The private reits all had payout ratio's much higher than IRC's. Inland Western was paying out close to 100% of FFO whereas IRC is at 70%. The other Reit's had little choice but to lower their dividend, especially Inland Western which also has huge debt maturities this year.
IRC Ceo said in the November conference call that it was hard for him to envision a scenario where IRC would need to cut its dividend. I know we've heard this from other Ceo's who then cut the div but I believe IRC div is safe absent a complete retail and credit meltdown.

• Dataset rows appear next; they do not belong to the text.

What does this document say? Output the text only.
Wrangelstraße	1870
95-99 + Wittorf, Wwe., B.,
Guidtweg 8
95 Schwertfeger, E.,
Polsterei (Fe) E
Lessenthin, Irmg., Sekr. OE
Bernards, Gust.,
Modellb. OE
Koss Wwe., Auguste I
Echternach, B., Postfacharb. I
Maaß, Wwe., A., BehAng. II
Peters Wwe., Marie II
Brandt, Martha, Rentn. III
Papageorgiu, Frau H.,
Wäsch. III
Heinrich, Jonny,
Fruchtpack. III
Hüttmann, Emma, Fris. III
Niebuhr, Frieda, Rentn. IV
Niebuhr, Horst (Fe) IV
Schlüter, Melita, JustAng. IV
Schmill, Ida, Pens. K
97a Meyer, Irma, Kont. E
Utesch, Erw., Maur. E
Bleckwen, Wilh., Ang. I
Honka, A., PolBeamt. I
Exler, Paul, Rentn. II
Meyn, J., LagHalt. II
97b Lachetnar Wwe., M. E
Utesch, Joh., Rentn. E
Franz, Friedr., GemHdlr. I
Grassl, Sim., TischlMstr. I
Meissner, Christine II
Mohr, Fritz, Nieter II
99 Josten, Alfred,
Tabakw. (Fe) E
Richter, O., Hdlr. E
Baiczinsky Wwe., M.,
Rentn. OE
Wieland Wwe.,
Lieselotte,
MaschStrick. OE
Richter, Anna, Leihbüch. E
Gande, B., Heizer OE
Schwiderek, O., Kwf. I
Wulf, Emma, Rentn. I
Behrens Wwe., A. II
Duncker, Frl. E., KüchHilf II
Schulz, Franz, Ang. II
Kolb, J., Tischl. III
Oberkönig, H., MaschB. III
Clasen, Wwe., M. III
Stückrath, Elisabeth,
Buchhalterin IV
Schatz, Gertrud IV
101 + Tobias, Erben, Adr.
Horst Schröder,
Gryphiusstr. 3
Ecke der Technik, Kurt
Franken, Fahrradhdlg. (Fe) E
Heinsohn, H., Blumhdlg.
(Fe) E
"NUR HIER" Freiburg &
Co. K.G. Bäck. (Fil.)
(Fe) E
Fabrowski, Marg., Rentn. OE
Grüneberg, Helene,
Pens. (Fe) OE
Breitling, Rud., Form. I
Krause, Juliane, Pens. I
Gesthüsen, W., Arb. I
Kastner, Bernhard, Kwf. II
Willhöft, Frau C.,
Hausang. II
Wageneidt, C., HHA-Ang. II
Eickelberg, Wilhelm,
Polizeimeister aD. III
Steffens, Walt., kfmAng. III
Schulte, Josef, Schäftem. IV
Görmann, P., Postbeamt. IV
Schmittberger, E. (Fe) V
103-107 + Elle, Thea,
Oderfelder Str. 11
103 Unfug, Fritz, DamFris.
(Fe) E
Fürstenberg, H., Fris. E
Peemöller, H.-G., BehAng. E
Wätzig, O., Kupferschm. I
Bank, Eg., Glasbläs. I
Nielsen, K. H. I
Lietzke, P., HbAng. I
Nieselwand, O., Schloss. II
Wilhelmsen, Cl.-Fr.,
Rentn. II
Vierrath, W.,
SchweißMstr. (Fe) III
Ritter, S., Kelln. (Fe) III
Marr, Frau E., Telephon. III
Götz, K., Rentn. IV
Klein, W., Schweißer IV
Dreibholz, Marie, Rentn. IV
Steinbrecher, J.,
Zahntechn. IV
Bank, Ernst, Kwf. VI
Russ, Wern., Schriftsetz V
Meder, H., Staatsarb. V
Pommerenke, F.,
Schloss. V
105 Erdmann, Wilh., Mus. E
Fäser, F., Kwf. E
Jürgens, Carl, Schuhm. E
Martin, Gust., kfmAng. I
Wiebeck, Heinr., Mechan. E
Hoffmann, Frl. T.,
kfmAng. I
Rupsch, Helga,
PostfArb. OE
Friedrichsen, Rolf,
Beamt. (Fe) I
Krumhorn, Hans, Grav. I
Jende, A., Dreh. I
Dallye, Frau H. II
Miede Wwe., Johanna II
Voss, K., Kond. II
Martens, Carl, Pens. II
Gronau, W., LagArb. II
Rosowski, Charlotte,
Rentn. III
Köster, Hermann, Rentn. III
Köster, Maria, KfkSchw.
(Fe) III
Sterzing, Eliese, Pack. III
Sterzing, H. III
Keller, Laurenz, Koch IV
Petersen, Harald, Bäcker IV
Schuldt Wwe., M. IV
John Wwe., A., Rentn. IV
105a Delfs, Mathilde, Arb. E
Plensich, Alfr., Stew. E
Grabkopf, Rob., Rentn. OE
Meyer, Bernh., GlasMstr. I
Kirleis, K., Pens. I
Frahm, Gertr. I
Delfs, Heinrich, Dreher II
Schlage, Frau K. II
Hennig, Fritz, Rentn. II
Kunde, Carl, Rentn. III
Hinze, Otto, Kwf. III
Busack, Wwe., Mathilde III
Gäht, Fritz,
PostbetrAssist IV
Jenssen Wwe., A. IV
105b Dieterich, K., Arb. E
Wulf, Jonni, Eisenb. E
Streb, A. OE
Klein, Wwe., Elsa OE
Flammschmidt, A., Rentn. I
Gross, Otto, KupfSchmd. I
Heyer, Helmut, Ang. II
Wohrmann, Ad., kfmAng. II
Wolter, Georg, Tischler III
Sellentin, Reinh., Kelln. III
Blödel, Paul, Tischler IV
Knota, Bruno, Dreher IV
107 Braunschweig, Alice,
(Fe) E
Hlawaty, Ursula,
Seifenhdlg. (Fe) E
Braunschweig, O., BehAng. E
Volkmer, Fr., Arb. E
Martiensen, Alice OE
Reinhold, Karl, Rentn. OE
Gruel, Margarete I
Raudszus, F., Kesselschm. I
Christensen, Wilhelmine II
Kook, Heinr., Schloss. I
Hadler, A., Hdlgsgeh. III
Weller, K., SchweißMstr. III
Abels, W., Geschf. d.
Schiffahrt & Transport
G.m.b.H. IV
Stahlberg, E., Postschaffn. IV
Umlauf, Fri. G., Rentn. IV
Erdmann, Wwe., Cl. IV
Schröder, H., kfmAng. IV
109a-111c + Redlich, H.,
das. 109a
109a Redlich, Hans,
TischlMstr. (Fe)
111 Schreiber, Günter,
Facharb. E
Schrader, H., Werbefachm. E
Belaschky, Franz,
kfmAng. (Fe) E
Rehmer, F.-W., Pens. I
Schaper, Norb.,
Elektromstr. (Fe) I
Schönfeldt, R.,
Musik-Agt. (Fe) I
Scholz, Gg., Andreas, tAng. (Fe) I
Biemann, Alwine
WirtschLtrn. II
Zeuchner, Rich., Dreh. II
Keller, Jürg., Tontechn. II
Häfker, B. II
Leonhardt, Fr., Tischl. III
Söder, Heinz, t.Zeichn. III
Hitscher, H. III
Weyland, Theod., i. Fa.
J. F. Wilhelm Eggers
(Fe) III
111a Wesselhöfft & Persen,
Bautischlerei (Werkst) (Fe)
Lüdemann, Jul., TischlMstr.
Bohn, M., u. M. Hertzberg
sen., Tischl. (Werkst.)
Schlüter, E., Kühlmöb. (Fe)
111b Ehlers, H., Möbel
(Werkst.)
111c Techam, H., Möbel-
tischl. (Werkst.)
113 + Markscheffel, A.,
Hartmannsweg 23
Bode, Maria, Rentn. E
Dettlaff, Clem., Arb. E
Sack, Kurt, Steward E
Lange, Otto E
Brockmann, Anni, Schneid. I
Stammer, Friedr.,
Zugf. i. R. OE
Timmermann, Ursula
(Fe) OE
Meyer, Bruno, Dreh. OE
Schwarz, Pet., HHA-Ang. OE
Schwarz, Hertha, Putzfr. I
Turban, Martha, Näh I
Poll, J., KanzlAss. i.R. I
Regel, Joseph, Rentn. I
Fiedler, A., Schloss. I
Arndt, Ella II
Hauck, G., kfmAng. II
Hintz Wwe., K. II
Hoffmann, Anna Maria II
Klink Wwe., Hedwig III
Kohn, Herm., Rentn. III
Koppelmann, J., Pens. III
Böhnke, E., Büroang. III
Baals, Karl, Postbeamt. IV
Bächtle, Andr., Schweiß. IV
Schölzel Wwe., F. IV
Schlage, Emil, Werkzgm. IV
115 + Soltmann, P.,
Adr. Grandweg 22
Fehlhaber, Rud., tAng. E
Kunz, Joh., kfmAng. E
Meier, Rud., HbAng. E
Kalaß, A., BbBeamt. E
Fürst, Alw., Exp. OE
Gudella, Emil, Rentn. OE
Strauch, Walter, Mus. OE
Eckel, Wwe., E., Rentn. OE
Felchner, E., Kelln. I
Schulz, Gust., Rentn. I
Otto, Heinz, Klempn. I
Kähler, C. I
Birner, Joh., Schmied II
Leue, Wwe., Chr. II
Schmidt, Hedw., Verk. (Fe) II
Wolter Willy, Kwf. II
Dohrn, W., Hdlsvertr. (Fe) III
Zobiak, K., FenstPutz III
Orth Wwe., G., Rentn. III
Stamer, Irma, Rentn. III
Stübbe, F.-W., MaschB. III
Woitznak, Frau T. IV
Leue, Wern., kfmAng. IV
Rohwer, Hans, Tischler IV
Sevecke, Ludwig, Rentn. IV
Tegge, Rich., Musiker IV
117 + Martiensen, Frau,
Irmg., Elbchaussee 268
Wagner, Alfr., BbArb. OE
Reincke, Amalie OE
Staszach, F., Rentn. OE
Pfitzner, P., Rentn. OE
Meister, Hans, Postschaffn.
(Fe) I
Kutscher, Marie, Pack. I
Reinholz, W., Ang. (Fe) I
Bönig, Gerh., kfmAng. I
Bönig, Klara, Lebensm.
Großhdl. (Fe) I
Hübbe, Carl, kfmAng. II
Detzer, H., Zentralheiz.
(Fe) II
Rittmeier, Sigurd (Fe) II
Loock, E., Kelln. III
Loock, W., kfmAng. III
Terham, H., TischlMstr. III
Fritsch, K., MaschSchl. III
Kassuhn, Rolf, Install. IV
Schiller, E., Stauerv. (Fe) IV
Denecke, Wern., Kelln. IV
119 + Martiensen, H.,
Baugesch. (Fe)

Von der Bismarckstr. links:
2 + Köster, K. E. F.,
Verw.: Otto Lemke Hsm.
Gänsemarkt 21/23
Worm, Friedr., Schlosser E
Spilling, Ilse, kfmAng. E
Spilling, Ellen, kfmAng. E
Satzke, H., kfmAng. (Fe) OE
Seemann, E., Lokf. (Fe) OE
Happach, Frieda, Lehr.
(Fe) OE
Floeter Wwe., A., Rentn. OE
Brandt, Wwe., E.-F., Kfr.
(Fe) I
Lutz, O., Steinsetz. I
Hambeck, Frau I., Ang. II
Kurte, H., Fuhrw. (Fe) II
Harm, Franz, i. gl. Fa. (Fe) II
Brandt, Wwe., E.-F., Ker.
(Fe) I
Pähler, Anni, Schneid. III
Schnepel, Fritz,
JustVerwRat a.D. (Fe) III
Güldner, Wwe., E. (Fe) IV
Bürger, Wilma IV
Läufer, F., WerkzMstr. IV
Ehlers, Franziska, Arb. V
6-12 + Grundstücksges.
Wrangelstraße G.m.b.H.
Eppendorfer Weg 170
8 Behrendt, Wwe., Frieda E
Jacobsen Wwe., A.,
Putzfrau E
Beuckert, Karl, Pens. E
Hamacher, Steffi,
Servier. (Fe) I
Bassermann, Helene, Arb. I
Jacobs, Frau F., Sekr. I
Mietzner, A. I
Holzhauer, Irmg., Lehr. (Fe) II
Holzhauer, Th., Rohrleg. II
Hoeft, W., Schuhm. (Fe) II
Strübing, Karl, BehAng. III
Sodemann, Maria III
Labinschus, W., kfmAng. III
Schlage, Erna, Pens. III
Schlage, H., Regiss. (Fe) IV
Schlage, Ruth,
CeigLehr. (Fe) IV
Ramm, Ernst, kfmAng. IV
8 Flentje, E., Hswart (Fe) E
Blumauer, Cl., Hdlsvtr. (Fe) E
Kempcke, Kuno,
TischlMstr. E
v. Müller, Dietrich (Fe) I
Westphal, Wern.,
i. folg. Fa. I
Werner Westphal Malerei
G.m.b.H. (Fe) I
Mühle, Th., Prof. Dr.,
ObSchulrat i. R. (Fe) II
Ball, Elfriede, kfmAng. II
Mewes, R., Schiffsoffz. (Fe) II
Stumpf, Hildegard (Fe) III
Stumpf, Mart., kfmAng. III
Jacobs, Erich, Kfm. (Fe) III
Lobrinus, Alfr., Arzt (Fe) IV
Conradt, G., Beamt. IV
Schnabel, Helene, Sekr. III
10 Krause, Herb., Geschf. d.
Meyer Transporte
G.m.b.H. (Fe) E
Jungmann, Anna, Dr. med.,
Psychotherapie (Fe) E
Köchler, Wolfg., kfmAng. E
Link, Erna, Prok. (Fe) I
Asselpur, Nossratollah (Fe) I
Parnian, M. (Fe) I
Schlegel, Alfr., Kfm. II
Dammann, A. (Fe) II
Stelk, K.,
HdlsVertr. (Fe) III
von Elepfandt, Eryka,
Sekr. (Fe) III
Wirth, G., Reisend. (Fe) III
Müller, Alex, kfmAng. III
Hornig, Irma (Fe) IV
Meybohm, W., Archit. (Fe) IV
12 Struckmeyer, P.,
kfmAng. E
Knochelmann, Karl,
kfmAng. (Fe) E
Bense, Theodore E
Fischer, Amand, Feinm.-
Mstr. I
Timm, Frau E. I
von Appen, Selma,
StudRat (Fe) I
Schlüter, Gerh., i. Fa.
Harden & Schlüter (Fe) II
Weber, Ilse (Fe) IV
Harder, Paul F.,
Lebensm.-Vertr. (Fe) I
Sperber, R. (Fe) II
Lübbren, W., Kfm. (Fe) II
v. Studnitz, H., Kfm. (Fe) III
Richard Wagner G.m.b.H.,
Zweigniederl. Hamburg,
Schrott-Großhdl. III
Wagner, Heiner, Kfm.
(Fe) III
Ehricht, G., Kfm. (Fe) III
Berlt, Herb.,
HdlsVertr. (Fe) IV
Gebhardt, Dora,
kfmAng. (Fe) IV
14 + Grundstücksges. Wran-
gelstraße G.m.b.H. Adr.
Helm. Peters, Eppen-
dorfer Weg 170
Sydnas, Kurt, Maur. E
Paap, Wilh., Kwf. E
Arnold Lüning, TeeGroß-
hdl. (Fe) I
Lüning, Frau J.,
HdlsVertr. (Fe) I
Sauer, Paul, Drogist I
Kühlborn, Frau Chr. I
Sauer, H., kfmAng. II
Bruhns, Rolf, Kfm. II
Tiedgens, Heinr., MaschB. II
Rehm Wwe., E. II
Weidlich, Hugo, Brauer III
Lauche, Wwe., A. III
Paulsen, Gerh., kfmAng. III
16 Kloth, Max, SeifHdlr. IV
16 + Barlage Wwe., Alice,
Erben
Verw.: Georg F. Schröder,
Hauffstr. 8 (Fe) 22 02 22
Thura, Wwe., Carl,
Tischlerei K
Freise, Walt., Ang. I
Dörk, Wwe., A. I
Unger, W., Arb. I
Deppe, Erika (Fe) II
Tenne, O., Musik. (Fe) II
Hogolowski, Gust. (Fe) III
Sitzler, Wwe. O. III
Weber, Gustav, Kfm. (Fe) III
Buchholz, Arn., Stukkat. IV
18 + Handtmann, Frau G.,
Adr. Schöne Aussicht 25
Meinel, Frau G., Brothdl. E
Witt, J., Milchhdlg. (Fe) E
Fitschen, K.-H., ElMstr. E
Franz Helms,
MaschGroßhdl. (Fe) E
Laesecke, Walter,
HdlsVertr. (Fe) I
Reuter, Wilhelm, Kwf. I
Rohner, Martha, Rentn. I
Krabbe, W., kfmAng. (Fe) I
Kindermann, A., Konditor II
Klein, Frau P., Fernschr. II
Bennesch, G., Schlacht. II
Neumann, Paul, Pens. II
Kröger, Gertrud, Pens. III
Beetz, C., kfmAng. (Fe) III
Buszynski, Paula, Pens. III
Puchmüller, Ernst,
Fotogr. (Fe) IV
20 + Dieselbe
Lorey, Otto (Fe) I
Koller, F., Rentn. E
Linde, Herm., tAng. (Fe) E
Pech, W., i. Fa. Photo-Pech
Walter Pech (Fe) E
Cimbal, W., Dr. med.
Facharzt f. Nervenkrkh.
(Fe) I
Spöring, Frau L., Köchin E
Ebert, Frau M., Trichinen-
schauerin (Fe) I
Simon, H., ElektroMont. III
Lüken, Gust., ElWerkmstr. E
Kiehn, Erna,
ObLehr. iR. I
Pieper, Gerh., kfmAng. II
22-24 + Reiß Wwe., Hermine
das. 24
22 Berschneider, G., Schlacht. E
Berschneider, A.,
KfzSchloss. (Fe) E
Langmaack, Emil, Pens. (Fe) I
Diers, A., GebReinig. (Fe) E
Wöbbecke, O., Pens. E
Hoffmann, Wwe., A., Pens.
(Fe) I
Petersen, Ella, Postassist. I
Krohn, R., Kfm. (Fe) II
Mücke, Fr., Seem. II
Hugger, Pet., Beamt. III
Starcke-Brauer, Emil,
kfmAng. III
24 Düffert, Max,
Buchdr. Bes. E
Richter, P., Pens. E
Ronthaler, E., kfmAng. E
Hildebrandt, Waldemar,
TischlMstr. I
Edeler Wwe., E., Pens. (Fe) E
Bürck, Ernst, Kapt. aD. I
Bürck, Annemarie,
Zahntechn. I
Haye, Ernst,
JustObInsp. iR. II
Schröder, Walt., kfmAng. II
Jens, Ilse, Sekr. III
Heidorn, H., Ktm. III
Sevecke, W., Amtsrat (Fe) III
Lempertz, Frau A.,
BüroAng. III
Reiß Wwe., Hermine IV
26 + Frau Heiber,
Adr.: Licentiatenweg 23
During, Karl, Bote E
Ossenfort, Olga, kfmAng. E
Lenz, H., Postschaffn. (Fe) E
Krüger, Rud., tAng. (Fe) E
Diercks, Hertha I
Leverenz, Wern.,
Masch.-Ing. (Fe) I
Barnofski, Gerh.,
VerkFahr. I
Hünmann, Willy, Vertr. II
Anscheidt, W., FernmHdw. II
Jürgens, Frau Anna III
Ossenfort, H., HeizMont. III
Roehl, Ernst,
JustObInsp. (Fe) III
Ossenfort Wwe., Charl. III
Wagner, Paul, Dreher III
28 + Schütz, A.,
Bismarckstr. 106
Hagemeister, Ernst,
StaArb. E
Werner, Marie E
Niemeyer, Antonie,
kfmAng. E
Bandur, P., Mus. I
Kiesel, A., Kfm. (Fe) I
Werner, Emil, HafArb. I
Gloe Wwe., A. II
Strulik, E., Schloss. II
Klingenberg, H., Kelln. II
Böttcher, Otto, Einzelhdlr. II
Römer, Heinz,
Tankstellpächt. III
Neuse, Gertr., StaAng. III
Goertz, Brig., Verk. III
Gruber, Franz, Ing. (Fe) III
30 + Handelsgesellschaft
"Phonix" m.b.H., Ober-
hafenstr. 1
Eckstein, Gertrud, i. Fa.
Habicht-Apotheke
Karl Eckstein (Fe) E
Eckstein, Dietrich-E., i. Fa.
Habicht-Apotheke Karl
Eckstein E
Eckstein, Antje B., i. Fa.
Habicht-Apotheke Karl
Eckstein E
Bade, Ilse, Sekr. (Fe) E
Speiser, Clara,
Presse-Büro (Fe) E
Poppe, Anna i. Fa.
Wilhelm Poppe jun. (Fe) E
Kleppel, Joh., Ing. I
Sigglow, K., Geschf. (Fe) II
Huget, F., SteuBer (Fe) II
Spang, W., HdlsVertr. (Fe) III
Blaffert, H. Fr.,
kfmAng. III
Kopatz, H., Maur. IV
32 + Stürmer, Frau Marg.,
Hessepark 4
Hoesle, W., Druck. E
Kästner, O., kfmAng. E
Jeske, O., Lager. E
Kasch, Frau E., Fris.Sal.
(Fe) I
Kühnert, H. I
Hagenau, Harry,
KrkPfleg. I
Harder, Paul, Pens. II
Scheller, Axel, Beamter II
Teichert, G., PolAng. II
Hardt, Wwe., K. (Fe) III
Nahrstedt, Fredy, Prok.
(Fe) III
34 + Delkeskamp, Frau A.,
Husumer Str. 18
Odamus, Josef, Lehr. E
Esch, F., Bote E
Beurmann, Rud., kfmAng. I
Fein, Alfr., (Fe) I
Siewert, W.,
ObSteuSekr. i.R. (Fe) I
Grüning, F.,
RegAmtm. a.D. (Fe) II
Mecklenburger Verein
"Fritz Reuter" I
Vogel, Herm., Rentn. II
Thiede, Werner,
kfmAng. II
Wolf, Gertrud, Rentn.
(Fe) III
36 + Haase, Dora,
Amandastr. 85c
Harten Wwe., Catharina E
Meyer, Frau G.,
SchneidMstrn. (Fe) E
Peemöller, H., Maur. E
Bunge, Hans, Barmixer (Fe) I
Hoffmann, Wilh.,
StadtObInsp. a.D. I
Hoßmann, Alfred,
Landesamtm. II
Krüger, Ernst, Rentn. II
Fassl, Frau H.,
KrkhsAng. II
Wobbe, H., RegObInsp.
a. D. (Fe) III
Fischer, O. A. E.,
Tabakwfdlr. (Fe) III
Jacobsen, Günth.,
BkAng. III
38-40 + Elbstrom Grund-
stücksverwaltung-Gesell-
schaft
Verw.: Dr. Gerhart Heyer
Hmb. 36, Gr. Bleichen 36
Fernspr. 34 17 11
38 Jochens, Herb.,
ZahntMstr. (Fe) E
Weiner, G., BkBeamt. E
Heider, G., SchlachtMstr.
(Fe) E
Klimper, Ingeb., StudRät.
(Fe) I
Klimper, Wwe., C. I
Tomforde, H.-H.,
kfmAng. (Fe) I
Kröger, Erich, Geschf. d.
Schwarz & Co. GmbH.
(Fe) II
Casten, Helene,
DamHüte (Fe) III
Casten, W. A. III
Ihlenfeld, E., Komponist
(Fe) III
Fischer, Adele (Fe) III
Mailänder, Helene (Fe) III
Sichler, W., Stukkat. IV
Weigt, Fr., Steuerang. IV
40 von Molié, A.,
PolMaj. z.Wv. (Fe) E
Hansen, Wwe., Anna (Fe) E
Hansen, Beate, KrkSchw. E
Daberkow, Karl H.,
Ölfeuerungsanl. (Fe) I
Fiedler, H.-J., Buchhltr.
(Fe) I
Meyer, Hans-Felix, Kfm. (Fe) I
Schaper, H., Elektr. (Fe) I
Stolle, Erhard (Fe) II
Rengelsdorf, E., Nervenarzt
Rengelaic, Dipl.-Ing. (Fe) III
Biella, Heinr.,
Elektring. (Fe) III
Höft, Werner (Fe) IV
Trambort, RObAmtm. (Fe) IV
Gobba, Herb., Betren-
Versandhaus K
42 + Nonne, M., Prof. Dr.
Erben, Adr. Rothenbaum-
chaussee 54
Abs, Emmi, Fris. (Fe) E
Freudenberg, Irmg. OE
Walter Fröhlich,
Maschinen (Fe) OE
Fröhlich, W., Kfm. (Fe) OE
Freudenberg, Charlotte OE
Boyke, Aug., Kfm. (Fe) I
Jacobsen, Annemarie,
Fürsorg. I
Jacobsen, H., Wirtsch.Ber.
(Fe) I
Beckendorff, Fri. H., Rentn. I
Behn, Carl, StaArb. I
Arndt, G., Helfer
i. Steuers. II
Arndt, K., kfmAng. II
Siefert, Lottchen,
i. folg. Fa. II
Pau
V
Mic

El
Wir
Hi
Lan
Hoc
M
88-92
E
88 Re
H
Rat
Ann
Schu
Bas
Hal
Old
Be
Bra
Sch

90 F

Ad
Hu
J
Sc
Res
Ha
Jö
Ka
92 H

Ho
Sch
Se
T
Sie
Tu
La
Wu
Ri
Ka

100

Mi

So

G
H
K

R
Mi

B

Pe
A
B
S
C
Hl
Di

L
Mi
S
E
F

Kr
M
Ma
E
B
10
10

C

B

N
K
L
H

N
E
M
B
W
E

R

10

dividend increase? Are you serious - in this market? Most companies are cutting or suspending their dividends. Other REITs are having problems with their loans, cash flow, etc. The fact that IRC continues to maintain their dividend (and as they announced today, continue it in January), month after month, is a great sign. Personally, I'm pleased and would rather they maintain the capital they would have put into an increase for operating expenses, paying down debt, and purchasing back shares. That is LIKE a dividend increase, especially in this market, by helping to maintain the dividend.
IRC was created as a private REIT that started with a much lower dividend yield. The REIT went public about 4 years ago and I would not expect the dividend to change much again unless they find oil under their retail holdings. Dividend declines are more likely since their current private holdings are looking at short term capital conservation techniques.